1

177 0 0
                                    

Erna Hardi adalah gadis yang baik, yang akhirnya tumbuh menjadi wanita yang baik. Dan kini saatnya segera tiba baginya untuk menjadi istri yang baik. Balasannya atas surat panjang yang dikirimkan kepadanya tidak terduga. Dalam jawabannya, dia memberinya kesempatan untuk menjadi istri yang baik.

"Omong kosong." Erna mendengus sambil tanpa perasaan melemparkannya ke atas meja setelah membaca dan membacanya ulang begitu lama. "Ini konyol!" serunya.

Erna melompat dari tempat duduknya dan berjalan ke jendela. Meski di luar sedang hujan, matahari musim semi tetap bersinar meski terhalang awan badai.

Erna membuka jendela dengan derit, duduk di ambang jendela, dan memeluk lutut ke dada. Dari sini, di rumah besar di Jalan Baden, yang lokasinya strategis di atas bukit, dia bisa melihat seluruh desa.

Tatapan Erna perlahan menelusuri kebun yang memiliki bunga apel yang bermekaran, dan turun ke sungai, matanya menjelajah, dan kemudian ke lereng landai yang ditutupi bunga mawar kuning, sebelum berhenti di kursi yang sepi dan usang di sisi lain taman di bawahnya. pohon ash yang besar.

Dunia tidak tertarik pada kemalangan satu orang.

Itu sudah jelas, dan fakta itulah yang membuat Erna merasa getir.

Bahkan jika Anda kehilangan orang yang Anda cintai, dan terancam diusir dari kampung halaman, dunia akan terus berputar. Penuh dengan energi musim semi, sehingga tetap indah tanpa perasaan. Bagaimana dunia yang menciptakan keindahan seperti itu bisa begitu kejam? Kakek hanya akan tertawa dan menambahkan komentar riang, penuh dengan sinisme: "Jadi, betapa beruntungnya kamu?". Hatinya sakit mengingat ingatannya.
"Nyonya Erna! Nona Erna!" Itu adalah pengurus rumah tangga, Ny. Greve, yang memanggilnya dari sisi lain lorong dan langsung mengejutkannya dari pikirannya.

Sepertinya sudah waktunya makan siang.

"Ya ya! Aku akan segera turun!" dia balas berteriak, sebelum buru-buru turun dari ambang jendela. Dia segera memasukkan surat-surat tidak masuk akal itu ke dalam laci secara sembarangan agar tidak terlihat oleh mata yang mengintip, dan dengan cepat menyesuaikan penampilannya yang berantakan.

"Aku baik-baik saja." Dia berkata pada dirinya sendiri. Menuju ruang makan di lantai satu, Erna terus bergumam sendiri seperti sedang berdoa.

"Tidak apa-apa, semuanya akan baik-baik saja."

***

"Erna, apakah kamu pernah bertemu pengacara?"

Baroness Baden, yang tadinya berdebat tentang cuaca hari ini karena teka-teki, sampai pada poin utama ketika tiba waktunya untuk menyelesaikan makanannya. Dia berusaha mempertahankan sikap tenang, tapi matanya menunjukkan ketidaksabaran yang tidak bisa disembunyikan.

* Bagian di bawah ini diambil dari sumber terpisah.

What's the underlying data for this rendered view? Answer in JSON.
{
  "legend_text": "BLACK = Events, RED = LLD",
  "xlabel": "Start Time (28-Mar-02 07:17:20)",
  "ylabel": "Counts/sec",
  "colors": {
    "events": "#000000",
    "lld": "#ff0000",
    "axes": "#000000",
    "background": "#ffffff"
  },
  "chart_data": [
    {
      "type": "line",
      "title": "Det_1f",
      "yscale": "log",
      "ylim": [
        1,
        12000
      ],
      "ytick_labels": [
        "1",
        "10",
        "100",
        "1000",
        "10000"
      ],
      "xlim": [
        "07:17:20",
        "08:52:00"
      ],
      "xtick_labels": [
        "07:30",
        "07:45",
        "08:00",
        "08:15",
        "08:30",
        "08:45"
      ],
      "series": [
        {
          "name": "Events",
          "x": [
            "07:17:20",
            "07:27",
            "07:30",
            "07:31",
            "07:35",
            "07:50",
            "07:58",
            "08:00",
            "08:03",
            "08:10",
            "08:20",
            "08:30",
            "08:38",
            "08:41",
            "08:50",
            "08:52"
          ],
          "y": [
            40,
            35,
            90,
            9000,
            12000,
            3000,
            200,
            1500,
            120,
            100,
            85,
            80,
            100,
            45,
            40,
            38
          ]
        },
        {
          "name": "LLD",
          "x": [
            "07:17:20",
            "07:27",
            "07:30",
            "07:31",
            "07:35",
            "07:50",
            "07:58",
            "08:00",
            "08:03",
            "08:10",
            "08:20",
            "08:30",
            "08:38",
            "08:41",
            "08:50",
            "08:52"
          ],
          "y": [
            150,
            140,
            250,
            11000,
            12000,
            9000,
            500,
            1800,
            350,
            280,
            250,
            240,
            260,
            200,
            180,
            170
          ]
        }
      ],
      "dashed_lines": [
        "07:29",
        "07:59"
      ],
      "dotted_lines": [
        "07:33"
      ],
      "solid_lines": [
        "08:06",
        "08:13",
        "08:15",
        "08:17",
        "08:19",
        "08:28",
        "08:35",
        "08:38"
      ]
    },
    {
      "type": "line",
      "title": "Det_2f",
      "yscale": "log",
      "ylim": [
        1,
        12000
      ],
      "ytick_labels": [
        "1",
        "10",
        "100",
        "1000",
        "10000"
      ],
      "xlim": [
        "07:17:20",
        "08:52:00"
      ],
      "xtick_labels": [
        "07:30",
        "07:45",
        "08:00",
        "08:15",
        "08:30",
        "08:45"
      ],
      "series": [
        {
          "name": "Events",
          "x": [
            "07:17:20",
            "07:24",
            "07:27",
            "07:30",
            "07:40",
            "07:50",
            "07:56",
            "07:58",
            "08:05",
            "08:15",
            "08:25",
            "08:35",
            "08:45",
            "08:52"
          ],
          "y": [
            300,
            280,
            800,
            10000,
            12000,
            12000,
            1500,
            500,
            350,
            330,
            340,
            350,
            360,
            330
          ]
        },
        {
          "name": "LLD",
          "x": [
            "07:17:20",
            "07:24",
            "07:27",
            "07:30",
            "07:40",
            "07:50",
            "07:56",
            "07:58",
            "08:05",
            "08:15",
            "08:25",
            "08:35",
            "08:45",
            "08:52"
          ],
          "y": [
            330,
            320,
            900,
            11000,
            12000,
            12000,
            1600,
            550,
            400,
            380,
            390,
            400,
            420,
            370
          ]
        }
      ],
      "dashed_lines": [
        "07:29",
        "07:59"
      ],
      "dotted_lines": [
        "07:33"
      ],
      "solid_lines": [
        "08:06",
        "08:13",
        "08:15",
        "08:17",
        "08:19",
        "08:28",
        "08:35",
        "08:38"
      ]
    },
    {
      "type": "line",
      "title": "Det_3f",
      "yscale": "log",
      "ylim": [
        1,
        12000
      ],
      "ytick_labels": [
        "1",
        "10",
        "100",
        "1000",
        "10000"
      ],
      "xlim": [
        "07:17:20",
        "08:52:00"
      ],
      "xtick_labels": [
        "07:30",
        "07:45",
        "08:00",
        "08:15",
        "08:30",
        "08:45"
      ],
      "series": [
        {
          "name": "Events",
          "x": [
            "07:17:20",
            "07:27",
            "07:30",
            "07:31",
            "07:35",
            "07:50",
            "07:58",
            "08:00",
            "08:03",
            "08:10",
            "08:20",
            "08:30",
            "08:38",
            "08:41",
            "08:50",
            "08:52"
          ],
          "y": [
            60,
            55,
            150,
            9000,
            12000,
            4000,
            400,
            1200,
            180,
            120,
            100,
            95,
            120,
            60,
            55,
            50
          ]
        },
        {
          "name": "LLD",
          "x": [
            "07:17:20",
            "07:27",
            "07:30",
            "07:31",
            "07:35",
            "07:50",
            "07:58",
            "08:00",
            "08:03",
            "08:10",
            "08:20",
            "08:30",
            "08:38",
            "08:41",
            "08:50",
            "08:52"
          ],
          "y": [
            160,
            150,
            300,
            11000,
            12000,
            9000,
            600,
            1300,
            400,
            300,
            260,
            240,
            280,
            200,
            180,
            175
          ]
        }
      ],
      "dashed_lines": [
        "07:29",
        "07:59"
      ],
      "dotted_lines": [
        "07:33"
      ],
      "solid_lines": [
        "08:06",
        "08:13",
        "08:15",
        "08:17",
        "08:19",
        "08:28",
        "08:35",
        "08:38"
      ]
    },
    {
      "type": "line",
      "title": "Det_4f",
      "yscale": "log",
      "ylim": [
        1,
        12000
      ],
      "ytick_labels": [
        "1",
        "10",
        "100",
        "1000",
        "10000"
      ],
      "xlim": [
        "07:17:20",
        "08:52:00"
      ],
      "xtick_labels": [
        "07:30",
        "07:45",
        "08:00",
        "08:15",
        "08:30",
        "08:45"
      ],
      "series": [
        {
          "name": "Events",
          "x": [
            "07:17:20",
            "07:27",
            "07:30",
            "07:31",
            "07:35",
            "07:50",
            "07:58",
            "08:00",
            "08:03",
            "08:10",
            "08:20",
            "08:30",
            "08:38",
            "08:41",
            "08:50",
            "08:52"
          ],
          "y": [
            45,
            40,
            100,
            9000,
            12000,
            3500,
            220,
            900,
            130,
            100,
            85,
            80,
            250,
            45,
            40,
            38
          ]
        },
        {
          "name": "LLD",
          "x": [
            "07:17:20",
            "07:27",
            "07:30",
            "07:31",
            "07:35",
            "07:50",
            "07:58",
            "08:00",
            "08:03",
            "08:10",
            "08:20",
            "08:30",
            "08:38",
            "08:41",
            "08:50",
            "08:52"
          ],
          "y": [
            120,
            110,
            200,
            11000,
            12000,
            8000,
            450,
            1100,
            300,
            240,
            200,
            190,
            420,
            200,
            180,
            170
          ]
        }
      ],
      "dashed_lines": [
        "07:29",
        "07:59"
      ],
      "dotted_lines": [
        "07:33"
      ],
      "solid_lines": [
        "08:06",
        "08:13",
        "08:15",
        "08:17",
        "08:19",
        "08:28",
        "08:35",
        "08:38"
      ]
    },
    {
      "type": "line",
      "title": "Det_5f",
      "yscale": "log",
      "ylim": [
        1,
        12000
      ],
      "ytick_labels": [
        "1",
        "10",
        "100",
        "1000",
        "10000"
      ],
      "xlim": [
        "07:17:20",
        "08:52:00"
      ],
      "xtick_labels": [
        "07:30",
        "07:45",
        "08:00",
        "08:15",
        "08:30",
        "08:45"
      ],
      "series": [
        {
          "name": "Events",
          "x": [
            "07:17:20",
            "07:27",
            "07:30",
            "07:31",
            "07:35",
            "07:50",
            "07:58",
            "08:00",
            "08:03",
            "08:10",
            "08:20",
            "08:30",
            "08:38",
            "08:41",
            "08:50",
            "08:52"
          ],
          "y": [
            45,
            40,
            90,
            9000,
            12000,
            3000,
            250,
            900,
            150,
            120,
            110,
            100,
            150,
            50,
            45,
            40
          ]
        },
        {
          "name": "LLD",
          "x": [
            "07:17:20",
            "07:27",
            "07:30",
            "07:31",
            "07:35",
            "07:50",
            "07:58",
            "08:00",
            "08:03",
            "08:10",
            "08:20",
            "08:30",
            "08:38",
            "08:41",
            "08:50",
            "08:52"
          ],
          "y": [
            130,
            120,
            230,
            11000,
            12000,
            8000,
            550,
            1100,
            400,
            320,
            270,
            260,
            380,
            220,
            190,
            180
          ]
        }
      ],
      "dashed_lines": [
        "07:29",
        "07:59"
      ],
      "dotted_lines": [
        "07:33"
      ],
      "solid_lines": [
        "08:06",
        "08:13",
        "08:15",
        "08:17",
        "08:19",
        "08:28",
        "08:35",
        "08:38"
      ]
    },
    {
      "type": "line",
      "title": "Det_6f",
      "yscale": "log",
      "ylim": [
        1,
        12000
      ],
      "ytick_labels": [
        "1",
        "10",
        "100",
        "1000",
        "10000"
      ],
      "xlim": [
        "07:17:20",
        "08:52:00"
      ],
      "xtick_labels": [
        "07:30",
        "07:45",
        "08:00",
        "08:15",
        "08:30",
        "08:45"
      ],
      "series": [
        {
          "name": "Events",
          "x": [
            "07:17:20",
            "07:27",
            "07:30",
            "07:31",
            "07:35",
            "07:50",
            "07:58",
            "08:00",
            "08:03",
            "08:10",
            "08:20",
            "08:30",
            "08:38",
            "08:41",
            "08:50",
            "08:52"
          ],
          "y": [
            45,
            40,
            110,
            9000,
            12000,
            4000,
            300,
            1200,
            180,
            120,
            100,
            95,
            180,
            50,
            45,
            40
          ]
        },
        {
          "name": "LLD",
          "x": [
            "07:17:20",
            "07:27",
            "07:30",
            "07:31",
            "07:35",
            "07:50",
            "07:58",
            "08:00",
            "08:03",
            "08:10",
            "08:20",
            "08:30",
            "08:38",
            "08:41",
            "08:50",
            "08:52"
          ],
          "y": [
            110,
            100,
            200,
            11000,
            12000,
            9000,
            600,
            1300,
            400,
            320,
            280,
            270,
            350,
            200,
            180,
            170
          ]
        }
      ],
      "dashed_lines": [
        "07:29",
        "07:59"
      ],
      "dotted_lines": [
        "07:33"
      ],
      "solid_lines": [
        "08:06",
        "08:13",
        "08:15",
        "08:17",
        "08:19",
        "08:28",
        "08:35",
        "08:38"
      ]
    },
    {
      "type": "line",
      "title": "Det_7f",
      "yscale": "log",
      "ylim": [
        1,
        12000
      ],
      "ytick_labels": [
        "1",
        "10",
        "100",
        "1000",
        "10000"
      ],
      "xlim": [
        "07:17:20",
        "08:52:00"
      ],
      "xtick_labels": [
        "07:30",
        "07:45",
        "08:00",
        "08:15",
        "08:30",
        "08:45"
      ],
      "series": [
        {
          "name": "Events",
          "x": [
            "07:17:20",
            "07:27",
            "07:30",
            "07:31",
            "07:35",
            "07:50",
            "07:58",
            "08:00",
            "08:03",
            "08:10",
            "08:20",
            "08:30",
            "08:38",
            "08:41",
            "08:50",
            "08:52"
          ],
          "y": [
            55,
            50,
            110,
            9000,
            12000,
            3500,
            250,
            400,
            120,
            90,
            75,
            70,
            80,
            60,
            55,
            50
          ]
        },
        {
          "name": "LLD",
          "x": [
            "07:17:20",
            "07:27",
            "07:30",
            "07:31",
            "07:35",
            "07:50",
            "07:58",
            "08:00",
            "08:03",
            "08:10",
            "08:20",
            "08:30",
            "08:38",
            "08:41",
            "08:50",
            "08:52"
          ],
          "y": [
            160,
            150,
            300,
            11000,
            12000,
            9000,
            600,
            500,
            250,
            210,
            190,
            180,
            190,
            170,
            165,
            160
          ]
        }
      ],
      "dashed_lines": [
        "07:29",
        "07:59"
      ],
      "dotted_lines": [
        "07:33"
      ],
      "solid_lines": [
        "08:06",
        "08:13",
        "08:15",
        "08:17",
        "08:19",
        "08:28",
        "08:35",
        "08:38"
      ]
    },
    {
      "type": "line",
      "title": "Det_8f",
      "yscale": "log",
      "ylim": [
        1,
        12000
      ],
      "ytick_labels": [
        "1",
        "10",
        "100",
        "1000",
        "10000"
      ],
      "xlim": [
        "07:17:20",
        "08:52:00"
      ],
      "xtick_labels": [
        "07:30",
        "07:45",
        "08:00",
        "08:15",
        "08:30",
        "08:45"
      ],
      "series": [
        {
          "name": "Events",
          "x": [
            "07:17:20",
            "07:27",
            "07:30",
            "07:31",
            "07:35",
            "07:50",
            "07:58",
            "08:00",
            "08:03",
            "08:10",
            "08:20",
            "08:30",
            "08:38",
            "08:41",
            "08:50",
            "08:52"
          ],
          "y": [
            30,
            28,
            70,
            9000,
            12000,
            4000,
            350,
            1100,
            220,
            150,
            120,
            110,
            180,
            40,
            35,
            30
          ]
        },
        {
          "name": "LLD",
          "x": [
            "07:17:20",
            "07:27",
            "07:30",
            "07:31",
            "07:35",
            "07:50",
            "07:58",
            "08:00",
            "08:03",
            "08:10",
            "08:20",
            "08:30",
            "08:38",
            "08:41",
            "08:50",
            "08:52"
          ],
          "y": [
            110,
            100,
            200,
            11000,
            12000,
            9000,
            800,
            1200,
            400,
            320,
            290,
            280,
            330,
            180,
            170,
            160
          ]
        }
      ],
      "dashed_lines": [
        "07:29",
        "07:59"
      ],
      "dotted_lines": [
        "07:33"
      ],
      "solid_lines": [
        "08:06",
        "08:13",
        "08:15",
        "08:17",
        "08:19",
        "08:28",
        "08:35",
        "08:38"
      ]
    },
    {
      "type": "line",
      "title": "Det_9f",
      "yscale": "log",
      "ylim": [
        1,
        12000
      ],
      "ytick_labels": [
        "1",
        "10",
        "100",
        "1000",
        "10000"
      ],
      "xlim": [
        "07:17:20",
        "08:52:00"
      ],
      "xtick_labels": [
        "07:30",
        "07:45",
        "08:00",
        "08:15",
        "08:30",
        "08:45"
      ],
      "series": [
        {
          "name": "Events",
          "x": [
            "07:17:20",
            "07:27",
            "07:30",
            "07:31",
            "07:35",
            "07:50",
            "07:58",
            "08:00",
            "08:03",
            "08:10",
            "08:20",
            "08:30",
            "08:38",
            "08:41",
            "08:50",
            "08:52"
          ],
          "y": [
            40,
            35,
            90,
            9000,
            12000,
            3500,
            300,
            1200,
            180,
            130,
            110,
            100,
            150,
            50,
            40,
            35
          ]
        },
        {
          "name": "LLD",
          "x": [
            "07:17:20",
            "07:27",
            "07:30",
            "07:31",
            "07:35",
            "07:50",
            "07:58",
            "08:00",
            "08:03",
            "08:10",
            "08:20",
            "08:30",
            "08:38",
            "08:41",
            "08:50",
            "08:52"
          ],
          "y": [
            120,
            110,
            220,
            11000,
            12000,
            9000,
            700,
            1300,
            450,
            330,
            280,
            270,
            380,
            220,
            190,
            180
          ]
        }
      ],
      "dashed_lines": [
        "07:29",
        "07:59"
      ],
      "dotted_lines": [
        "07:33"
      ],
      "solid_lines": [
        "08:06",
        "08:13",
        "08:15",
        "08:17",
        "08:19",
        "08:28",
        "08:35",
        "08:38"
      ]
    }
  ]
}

"Tidak, Nenek. Belum." Erna buru-buru menjawab dengan nada tegas. "Aku akan memastikan untuk bertemu dengannya sebelum akhir minggu ini."

Sinar matahari yang melewati jendela menyinari Erna, yang dengan kaku duduk tegak dan tegak sebagaimana seharusnya seorang wanita. Seberapa keras detak jantungnya? Dia bisa merasakan bibirnya pecah-pecah, dan mulutnya mengering. Jari-jarinya dan ujungnya gemetar dan gelisah. Untungnya, jika Baroness Baden menyadarinya, dia tidak bertanya lebih lanjut.

"Ya, itu luar biasa. Aku harap kamu dapat menemukan jalannya." Dia menjawab dengan sopan.

Desahan lembut meresap ke udara ruang makan yang terlalu sepi.

Erna mengangkat matanya sambil menatap kedua tangan di pangkuannya dan menatap wanita tua itu. Hanya dalam waktu kurang dari sebulan, Baroness mulai terlihat lebih tua dan lebih lemah dari sebelumnya. Dia baru saja kehilangan suaminya dan harus menyerahkan seluruh sisa hartanya kepada seorang kerabat yang bahkan tidak dia kenal, semuanya hanya dalam satu hari.